Nie od dziś wiadomo, że po zakończeniu kariery przez Arkadiusza Aleksandra, Sandecja nie ma w swojej kadrze skutecznego napastnika. Najlepiej świadczy o tym fakt, że w obecnych rozgrywkach liderem strzelców zespołu z Nowego Sącza jest Kamil Słaby - nominalny obrońca (4 trafienia). Zaś etatowi atakujący łącznie zdobyli 3 bramki.
W zimowym okresie przygotowawczym na testach w sądeckim klubie przebywało już kilku napastników. Byli wśród nich m.in. Michał Przybyła, Michal Kamencik, Kamil Karaš, czy też Solomon Okoronkwo. Jednak żaden z nich nie zdołał przekonać do siebie trenera Radosława Mroczkowskiego. Wobec tego władze "Biało-czarnych" nadal kontynuują poszukiwania.
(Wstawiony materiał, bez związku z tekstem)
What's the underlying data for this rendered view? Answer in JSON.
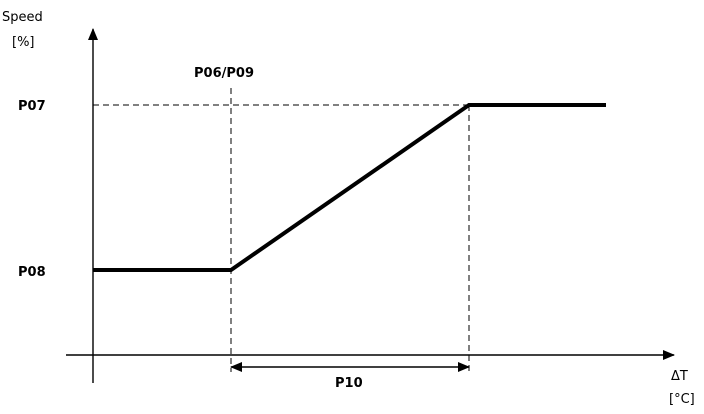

Być może niedługo się one zakończą, ponieważ na horyzoncie pojawiła się postać Dariusza Zjawińskiego. 30-latek ma ważny kontrakt z Arką Gdynia, ale w obecnym sezonie spisuje się zdecydowanie poniżej oczekiwań - rozegrał 17 spotkań, strzelił 2 bramki. Dodatkowo kontuzja uniemożliwiła mu wyjazd na obóz przygotowawczy, na Cypr. To oraz sprowadzenie przez gdynian Przemysława Trytko i Josipa Barisica sprawia, że były gracz Cracovii ma niewielkie szanse na regularną grę.
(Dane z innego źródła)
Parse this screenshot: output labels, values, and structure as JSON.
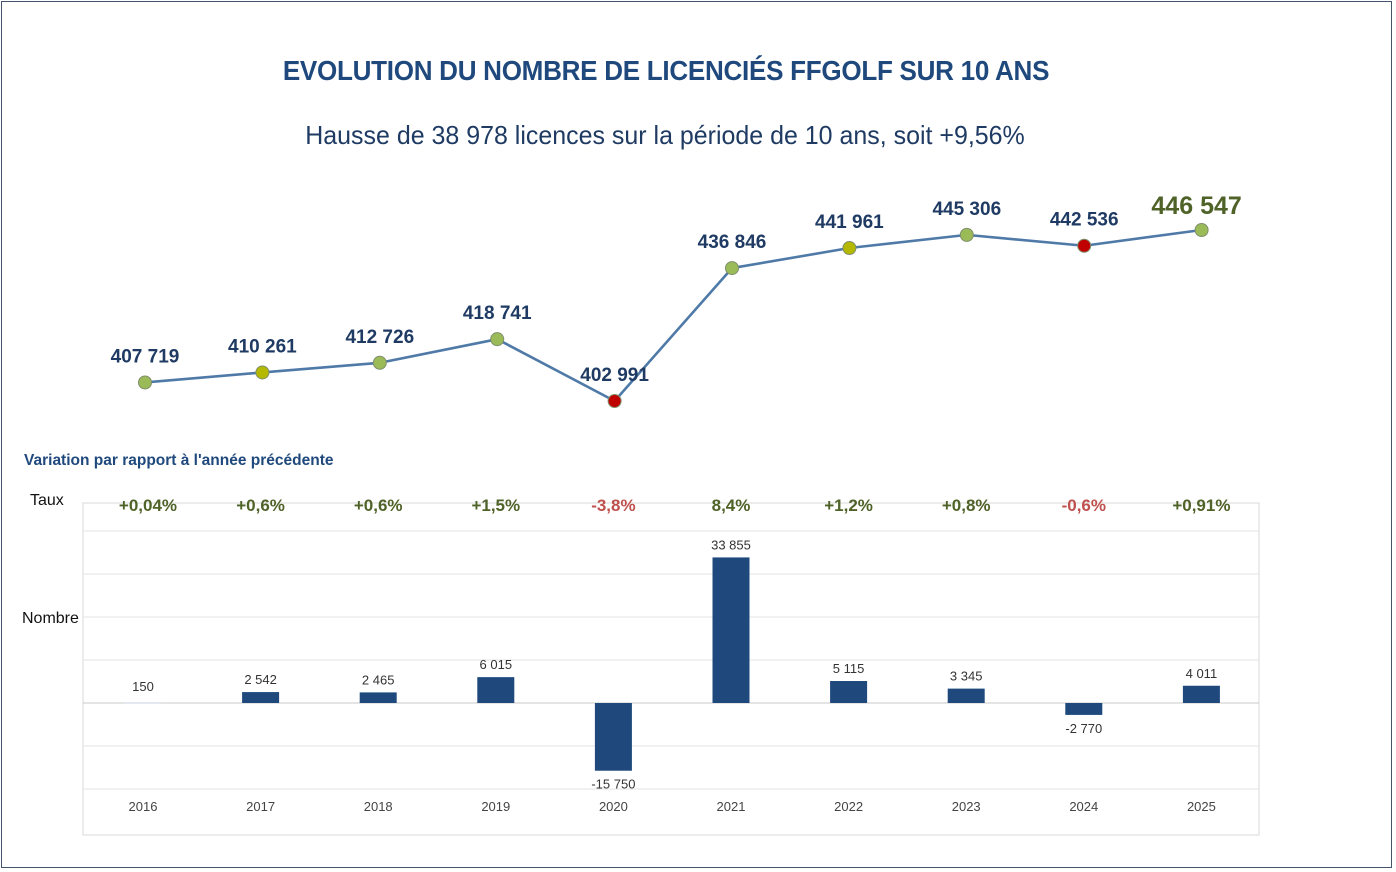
{
  "title": "EVOLUTION DU NOMBRE DE LICENCIÉS  FFGOLF SUR 10 ANS",
  "subtitle": "Hausse de 38 978 licences sur la période de 10 ans, soit +9,56%",
  "variation_title": "Variation par rapport à l'année précédente",
  "row_labels": {
    "taux": "Taux",
    "nombre": "Nombre"
  },
  "colors": {
    "title": "#1f497d",
    "line": "#4f7aa8",
    "marker_green": "#9bbb59",
    "marker_yellow": "#b5b800",
    "marker_red": "#c00000",
    "label_blue": "#1f3b63",
    "last_label": "#4f6228",
    "rate_positive": "#4f6228",
    "rate_negative": "#c0504d",
    "bar": "#1f497d",
    "grid": "#d9d9d9"
  },
  "chart_data": [
    {
      "type": "line",
      "title": "EVOLUTION DU NOMBRE DE LICENCIÉS  FFGOLF SUR 10 ANS",
      "subtitle": "Hausse de 38 978 licences sur la période de 10 ans, soit +9,56%",
      "x": [
        "2016",
        "2017",
        "2018",
        "2019",
        "2020",
        "2021",
        "2022",
        "2023",
        "2024",
        "2025"
      ],
      "values": [
        407719,
        410261,
        412726,
        418741,
        402991,
        436846,
        441961,
        445306,
        442536,
        446547
      ],
      "data_labels": [
        "407 719",
        "410 261",
        "412 726",
        "418 741",
        "402 991",
        "436 846",
        "441 961",
        "445 306",
        "442 536",
        "446 547"
      ],
      "marker_colors": [
        "green",
        "yellow",
        "green",
        "green",
        "red",
        "green",
        "yellow",
        "green",
        "red",
        "green"
      ],
      "ylim": [
        400000,
        450000
      ],
      "grid": false,
      "axes_visible": false
    },
    {
      "type": "bar",
      "title": "Variation par rapport à l'année précédente",
      "categories": [
        "2016",
        "2017",
        "2018",
        "2019",
        "2020",
        "2021",
        "2022",
        "2023",
        "2024",
        "2025"
      ],
      "values": [
        150,
        2542,
        2465,
        6015,
        -15750,
        33855,
        5115,
        3345,
        -2770,
        4011
      ],
      "data_labels": [
        "150",
        "2 542",
        "2 465",
        "6 015",
        "-15 750",
        "33 855",
        "5 115",
        "3 345",
        "-2 770",
        "4 011"
      ],
      "rates": [
        "+0,04%",
        "+0,6%",
        "+0,6%",
        "+1,5%",
        "-3,8%",
        "8,4%",
        "+1,2%",
        "+0,8%",
        "-0,6%",
        "+0,91%"
      ],
      "rate_signs": [
        "pos",
        "pos",
        "pos",
        "pos",
        "neg",
        "pos",
        "pos",
        "pos",
        "neg",
        "pos"
      ],
      "ylabel": "Nombre",
      "ylim": [
        -20000,
        40000
      ],
      "grid_step": 10000,
      "grid": true
    }
  ]
}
W tej sytuacji pomocną dłoń do niego może wyciągnąć klub z miasta nad Dunajcem. Dla obu stron byłaby to korzystna transakcja, bowiem rozwiązałaby problem Sandecji z nieskutecznymi napastnikami. Natomiast były król strzelców I ligi - za czasów gry w Dolcanie Ząbki - miałby okazję do obudowania formy.
ZOBACZ WIDEO Puchar Anglii: przełamanie Leicester z Kapustką i Wasilewskim w składzie! [ZDJĘCIA ELEVEN SPORTS]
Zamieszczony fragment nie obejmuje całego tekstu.